The inherent box designed is what works in the Mammoth environment to withstand snow loads and heating requirements. The homes of the late 1980’s were simple 3 and 4 bedroom homes often with 1-car garages and large wood burning stoves on the ground floor for core heat. They weren’t glamorous but they worked and there was demand. So much demand that other local contractors were compelled to build similar type homes for the market.
As Mammoth pulled through the slower economic times of the 1990’s, these “Hooper homes” gradually became larger and larger including the garages. By the year 2000 Hooper was carving up any piece of land he could find at a reasonable price to build homes on. As the real estate boom of the 2000’s progressed the older subdivision lots were barely large enough to accommodate the demand of the market due to the site coverage constraints of the Mammoth building code (snow has to go somewhere).
High End Luxury Homes or Modern Mountain Design?
Meanwhile, newer “luxury” subdivisions featured even larger lots to accommodate homes over 3,000 square feet. These included Juniper Ridge, The Bluffs, Starwood, the Snowcreek Ranches and Greyhawk. These are the true luxury neighborhoods. The size and quality of homes in Mammoth Lakes has taken a giant leap forward in these newer subdivisions. Some to the extent of being simply outrageous. Since the year 2000 the number and size and quality of very high-end homes has increased dramatically.
But the demand for the classic ~3,000 square foot modern mountain home expressed itself clearly in 2013-2015 when Hooper returned to the development game and acquired golf course (Sierra Star) fronting parcels and successfully changed the zoning from condo to residential to facilitate more construction of this type of property. There was no more land in Mammoth slated for RSF (formerly R-1) zoned development but the Town met the demand.
Nightly Rentals of Single Family Homes
When Mammoth incorporated in 1984 the new Town adopted the existing Mono County zoning laws prohibiting nightly rentals in the R-1 subdivisions. There has historically been a strong faction of property owners who championed this cause. They desire to protect the residential quality of these neighborhoods. But there has always been debate on this issue.

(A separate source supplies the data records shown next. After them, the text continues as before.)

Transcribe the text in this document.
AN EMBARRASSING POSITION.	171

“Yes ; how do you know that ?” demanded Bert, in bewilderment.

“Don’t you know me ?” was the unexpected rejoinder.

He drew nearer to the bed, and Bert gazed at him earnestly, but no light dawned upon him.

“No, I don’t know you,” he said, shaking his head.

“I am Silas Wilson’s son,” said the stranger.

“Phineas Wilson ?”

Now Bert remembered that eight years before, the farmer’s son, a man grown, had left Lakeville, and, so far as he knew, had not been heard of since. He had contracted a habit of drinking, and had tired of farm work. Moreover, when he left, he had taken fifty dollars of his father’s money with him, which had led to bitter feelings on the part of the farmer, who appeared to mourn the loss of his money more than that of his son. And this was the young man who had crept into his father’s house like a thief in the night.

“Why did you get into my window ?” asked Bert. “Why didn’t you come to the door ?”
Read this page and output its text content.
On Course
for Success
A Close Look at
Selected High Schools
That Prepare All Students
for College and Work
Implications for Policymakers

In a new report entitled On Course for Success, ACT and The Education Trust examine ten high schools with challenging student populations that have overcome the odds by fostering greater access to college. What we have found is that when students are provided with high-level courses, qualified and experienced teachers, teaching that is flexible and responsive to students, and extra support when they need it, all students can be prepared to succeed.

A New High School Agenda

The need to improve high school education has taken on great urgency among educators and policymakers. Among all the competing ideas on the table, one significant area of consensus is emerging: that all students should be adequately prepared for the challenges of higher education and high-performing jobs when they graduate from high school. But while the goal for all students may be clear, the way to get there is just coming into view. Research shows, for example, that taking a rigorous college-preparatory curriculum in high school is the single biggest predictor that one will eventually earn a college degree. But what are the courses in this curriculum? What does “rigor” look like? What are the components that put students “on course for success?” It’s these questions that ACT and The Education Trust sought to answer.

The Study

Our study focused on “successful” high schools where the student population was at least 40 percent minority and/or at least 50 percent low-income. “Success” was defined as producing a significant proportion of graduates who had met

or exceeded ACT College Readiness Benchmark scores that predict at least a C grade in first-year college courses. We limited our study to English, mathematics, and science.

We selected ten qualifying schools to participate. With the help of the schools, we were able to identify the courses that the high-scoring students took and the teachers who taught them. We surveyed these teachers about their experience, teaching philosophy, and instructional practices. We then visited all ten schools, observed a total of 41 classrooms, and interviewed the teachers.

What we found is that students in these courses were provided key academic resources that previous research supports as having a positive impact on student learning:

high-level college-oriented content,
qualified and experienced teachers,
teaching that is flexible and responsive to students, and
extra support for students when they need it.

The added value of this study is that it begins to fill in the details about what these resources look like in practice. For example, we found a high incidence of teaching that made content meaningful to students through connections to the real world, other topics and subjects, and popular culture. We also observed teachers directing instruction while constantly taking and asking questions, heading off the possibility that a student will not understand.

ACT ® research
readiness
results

The rise and success of online vacation home marketing has added to the pressure to overturn this ordinance. Many new owners of the 2000’s purchased with the intent of renting nightly. By the late 2000’s a substantial number of owners were in fact renting. The Town has attempted to enforce the ordinance with some success. But the debate continues. And so do the rentals. I make updates and related comments on this subject in my newsletters and columns.
Today, Mammoth’s older subdivisions are a wide mix of old and new homes. The newer subdivisions are clearly modern homes of larger size and higher quality. The bank foreclosure phase from 2008 to 2014 provided the opportunity for many older or deteriorated homes to fall into the hands of new, more ambitious and motivated owners. That has been healthy for the single-family neighborhoods. As values in this segment of the market remain healthy, many homes continue to be renovated, remodeled and expanded.